I am not talking about those little flag pin things people make. I am talking about something I saw in a catalog that was cute. One thing was a little candy basket and the other was a little lamp. These were made with safety pins and beads.

michele


----------



## Simpler Times (Nov 4, 2002)

Here is a different one that could be modified to be either a basket or a lamp. It's a start anyway!

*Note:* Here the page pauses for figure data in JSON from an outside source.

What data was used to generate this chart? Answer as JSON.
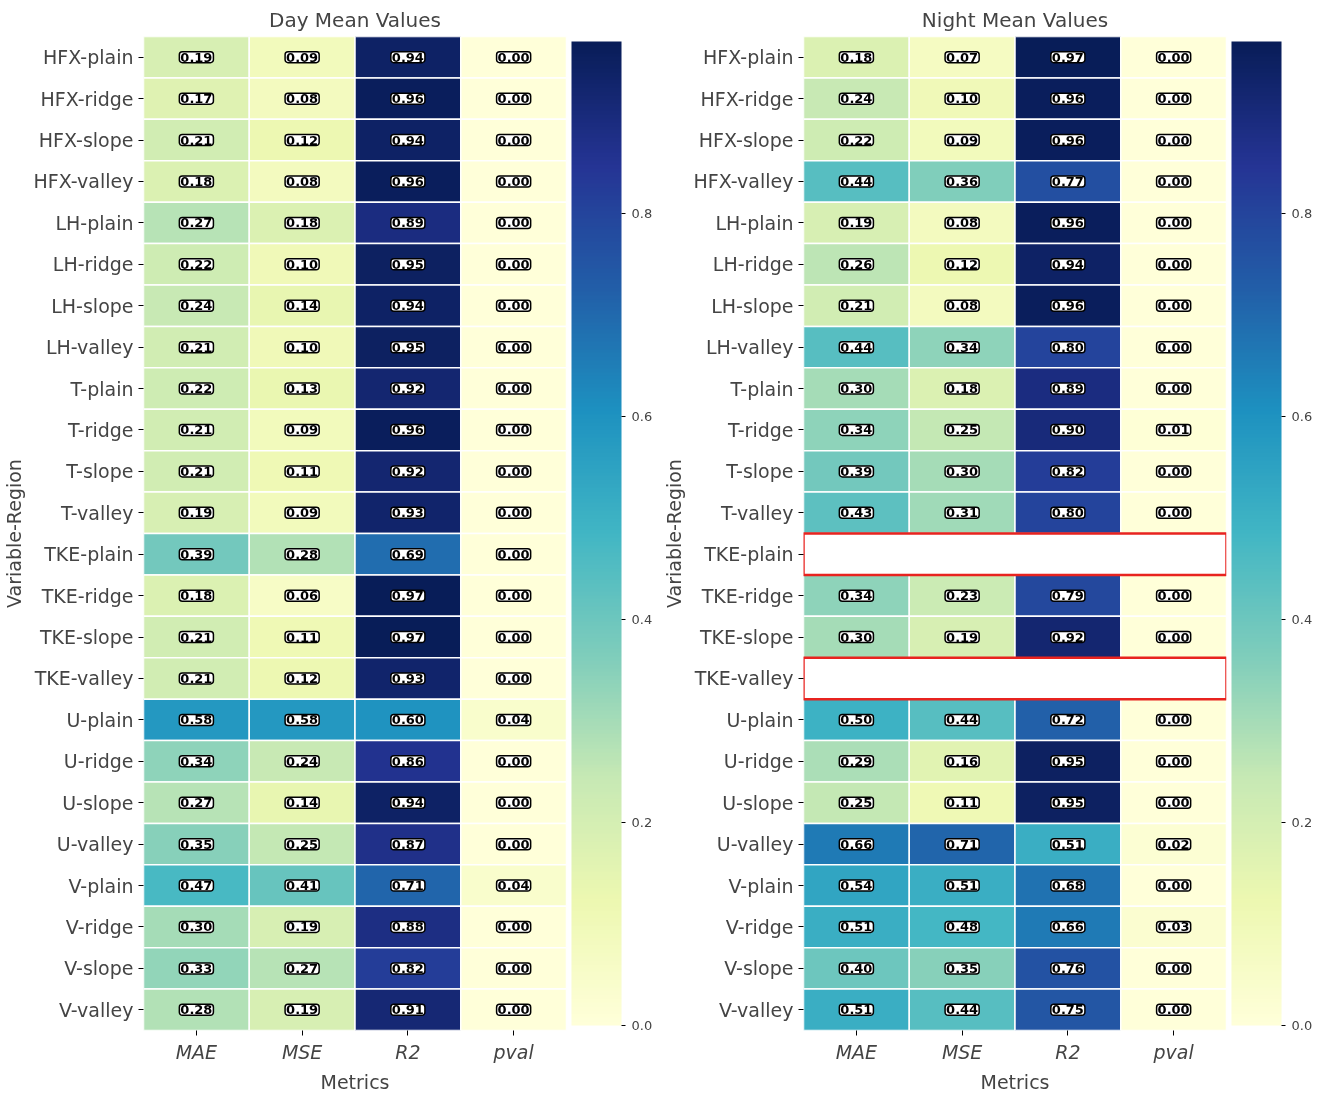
{
  "chart_data": [
    {
      "type": "heatmap",
      "title": "Day Mean Values",
      "xlabel": "Metrics",
      "ylabel": "Variable-Region",
      "categories": [
        "MAE",
        "MSE",
        "R2",
        "pval"
      ],
      "y_categories": [
        "HFX-plain",
        "HFX-ridge",
        "HFX-slope",
        "HFX-valley",
        "LH-plain",
        "LH-ridge",
        "LH-slope",
        "LH-valley",
        "T-plain",
        "T-ridge",
        "T-slope",
        "T-valley",
        "TKE-plain",
        "TKE-ridge",
        "TKE-slope",
        "TKE-valley",
        "U-plain",
        "U-ridge",
        "U-slope",
        "U-valley",
        "V-plain",
        "V-ridge",
        "V-slope",
        "V-valley"
      ],
      "cells": [
        [
          0.19,
          0.09,
          0.94,
          0.0
        ],
        [
          0.17,
          0.08,
          0.96,
          0.0
        ],
        [
          0.21,
          0.12,
          0.94,
          0.0
        ],
        [
          0.18,
          0.08,
          0.96,
          0.0
        ],
        [
          0.27,
          0.18,
          0.89,
          0.0
        ],
        [
          0.22,
          0.1,
          0.95,
          0.0
        ],
        [
          0.24,
          0.14,
          0.94,
          0.0
        ],
        [
          0.21,
          0.1,
          0.95,
          0.0
        ],
        [
          0.22,
          0.13,
          0.92,
          0.0
        ],
        [
          0.21,
          0.09,
          0.96,
          0.0
        ],
        [
          0.21,
          0.11,
          0.92,
          0.0
        ],
        [
          0.19,
          0.09,
          0.93,
          0.0
        ],
        [
          0.39,
          0.28,
          0.69,
          0.0
        ],
        [
          0.18,
          0.06,
          0.97,
          0.0
        ],
        [
          0.21,
          0.11,
          0.97,
          0.0
        ],
        [
          0.21,
          0.12,
          0.93,
          0.0
        ],
        [
          0.58,
          0.58,
          0.6,
          0.04
        ],
        [
          0.34,
          0.24,
          0.86,
          0.0
        ],
        [
          0.27,
          0.14,
          0.94,
          0.0
        ],
        [
          0.35,
          0.25,
          0.87,
          0.0
        ],
        [
          0.47,
          0.41,
          0.71,
          0.04
        ],
        [
          0.3,
          0.19,
          0.88,
          0.0
        ],
        [
          0.33,
          0.27,
          0.82,
          0.0
        ],
        [
          0.28,
          0.19,
          0.91,
          0.0
        ]
      ],
      "cell_labels": [
        [
          "0.19",
          "0.09",
          "0.94",
          "0.00"
        ],
        [
          "0.17",
          "0.08",
          "0.96",
          "0.00"
        ],
        [
          "0.21",
          "0.12",
          "0.94",
          "0.00"
        ],
        [
          "0.18",
          "0.08",
          "0.96",
          "0.00"
        ],
        [
          "0.27",
          "0.18",
          "0.89",
          "0.00"
        ],
        [
          "0.22",
          "0.10",
          "0.95",
          "0.00"
        ],
        [
          "0.24",
          "0.14",
          "0.94",
          "0.00"
        ],
        [
          "0.21",
          "0.10",
          "0.95",
          "0.00"
        ],
        [
          "0.22",
          "0.13",
          "0.92",
          "0.00"
        ],
        [
          "0.21",
          "0.09",
          "0.96",
          "0.00"
        ],
        [
          "0.21",
          "0.11",
          "0.92",
          "0.00"
        ],
        [
          "0.19",
          "0.09",
          "0.93",
          "0.00"
        ],
        [
          "0.39",
          "0.28",
          "0.69",
          "0.00"
        ],
        [
          "0.18",
          "0.06",
          "0.97",
          "0.00"
        ],
        [
          "0.21",
          "0.11",
          "0.97",
          "0.00"
        ],
        [
          "0.21",
          "0.12",
          "0.93",
          "0.00"
        ],
        [
          "0.58",
          "0.58",
          "0.60",
          "0.04"
        ],
        [
          "0.34",
          "0.24",
          "0.86",
          "0.00"
        ],
        [
          "0.27",
          "0.14",
          "0.94",
          "0.00"
        ],
        [
          "0.35",
          "0.25",
          "0.87",
          "0.00"
        ],
        [
          "0.47",
          "0.41",
          "0.71",
          "0.04"
        ],
        [
          "0.30",
          "0.19",
          "0.88",
          "0.00"
        ],
        [
          "0.33",
          "0.27",
          "0.82",
          "0.00"
        ],
        [
          "0.28",
          "0.19",
          "0.91",
          "0.00"
        ]
      ],
      "clim": [
        0,
        0.97
      ],
      "cticks": [
        {
          "value": 0,
          "label": "0.0"
        },
        0.2,
        0.4,
        0.6,
        0.8
      ]
    },
    {
      "type": "heatmap",
      "title": "Night Mean Values",
      "xlabel": "Metrics",
      "ylabel": "Variable-Region",
      "categories": [
        "MAE",
        "MSE",
        "R2",
        "pval"
      ],
      "y_categories": [
        "HFX-plain",
        "HFX-ridge",
        "HFX-slope",
        "HFX-valley",
        "LH-plain",
        "LH-ridge",
        "LH-slope",
        "LH-valley",
        "T-plain",
        "T-ridge",
        "T-slope",
        "T-valley",
        "TKE-plain",
        "TKE-ridge",
        "TKE-slope",
        "TKE-valley",
        "U-plain",
        "U-ridge",
        "U-slope",
        "U-valley",
        "V-plain",
        "V-ridge",
        "V-slope",
        "V-valley"
      ],
      "cells": [
        [
          0.18,
          0.07,
          0.97,
          0.0
        ],
        [
          0.24,
          0.1,
          0.96,
          0.0
        ],
        [
          0.22,
          0.09,
          0.96,
          0.0
        ],
        [
          0.44,
          0.36,
          0.77,
          0.0
        ],
        [
          0.19,
          0.08,
          0.96,
          0.0
        ],
        [
          0.26,
          0.12,
          0.94,
          0.0
        ],
        [
          0.21,
          0.08,
          0.96,
          0.0
        ],
        [
          0.44,
          0.34,
          0.8,
          0.0
        ],
        [
          0.3,
          0.18,
          0.89,
          0.0
        ],
        [
          0.34,
          0.25,
          0.9,
          0.01
        ],
        [
          0.39,
          0.3,
          0.82,
          0.0
        ],
        [
          0.43,
          0.31,
          0.8,
          0.0
        ],
        [
          null,
          null,
          null,
          null
        ],
        [
          0.34,
          0.23,
          0.79,
          0.0
        ],
        [
          0.3,
          0.19,
          0.92,
          0.0
        ],
        [
          null,
          null,
          null,
          null
        ],
        [
          0.5,
          0.44,
          0.72,
          0.0
        ],
        [
          0.29,
          0.16,
          0.95,
          0.0
        ],
        [
          0.25,
          0.11,
          0.95,
          0.0
        ],
        [
          0.66,
          0.71,
          0.51,
          0.02
        ],
        [
          0.54,
          0.51,
          0.68,
          0.0
        ],
        [
          0.51,
          0.48,
          0.66,
          0.03
        ],
        [
          0.4,
          0.35,
          0.76,
          0.0
        ],
        [
          0.51,
          0.44,
          0.75,
          0.0
        ]
      ],
      "cell_labels": [
        [
          "0.18",
          "0.07",
          "0.97",
          "0.00"
        ],
        [
          "0.24",
          "0.10",
          "0.96",
          "0.00"
        ],
        [
          "0.22",
          "0.09",
          "0.96",
          "0.00"
        ],
        [
          "0.44",
          "0.36",
          "0.77",
          "0.00"
        ],
        [
          "0.19",
          "0.08",
          "0.96",
          "0.00"
        ],
        [
          "0.26",
          "0.12",
          "0.94",
          "0.00"
        ],
        [
          "0.21",
          "0.08",
          "0.96",
          "0.00"
        ],
        [
          "0.44",
          "0.34",
          "0.80",
          "0.00"
        ],
        [
          "0.30",
          "0.18",
          "0.89",
          "0.00"
        ],
        [
          "0.34",
          "0.25",
          "0.90",
          "0.01"
        ],
        [
          "0.39",
          "0.30",
          "0.82",
          "0.00"
        ],
        [
          "0.43",
          "0.31",
          "0.80",
          "0.00"
        ],
        [
          null,
          null,
          null,
          null
        ],
        [
          "0.34",
          "0.23",
          "0.79",
          "0.00"
        ],
        [
          "0.30",
          "0.19",
          "0.92",
          "0.00"
        ],
        [
          null,
          null,
          null,
          null
        ],
        [
          "0.50",
          "0.44",
          "0.72",
          "0.00"
        ],
        [
          "0.29",
          "0.16",
          "0.95",
          "0.00"
        ],
        [
          "0.25",
          "0.11",
          "0.95",
          "0.00"
        ],
        [
          "0.66",
          "0.71",
          "0.51",
          "0.02"
        ],
        [
          "0.54",
          "0.51",
          "0.68",
          "0.00"
        ],
        [
          "0.51",
          "0.48",
          "0.66",
          "0.03"
        ],
        [
          "0.40",
          "0.35",
          "0.76",
          "0.00"
        ],
        [
          "0.51",
          "0.44",
          "0.75",
          "0.00"
        ]
      ],
      "clim": [
        0,
        0.97
      ],
      "cticks": [
        {
          "value": 0,
          "label": "0.0"
        },
        0.2,
        0.4,
        0.6,
        0.8
      ]
    }
  ]
}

http://www.makingfriends.com/scouts/bs_candle_saftypin.htm


----------



## Wisconsin Ann (Feb 27, 2007)

couple of sites to check out:
this one has a LOT of designs...scroll down to get past the little "flag" things
















http://www.makingfriends.com/safety_pin_projects.htm
This one is for a nightlite 








http://www.azcentral.com/home/crafty/articles/0108craftyideas08.html 

http://www.artcove.com/Beaddoll/Largebeaddoll/Instr/largedoll.htm


----------



## miclew (Oct 13, 2004)

That is the sort of thing I am looking for! Thanks so much


----------



## Jan in CO (May 10, 2002)

I'm working on a Christmas tree made from beads and pins. It's a commercial kit, but I could copy the instructions and email them if it would help. Jan in Co


----------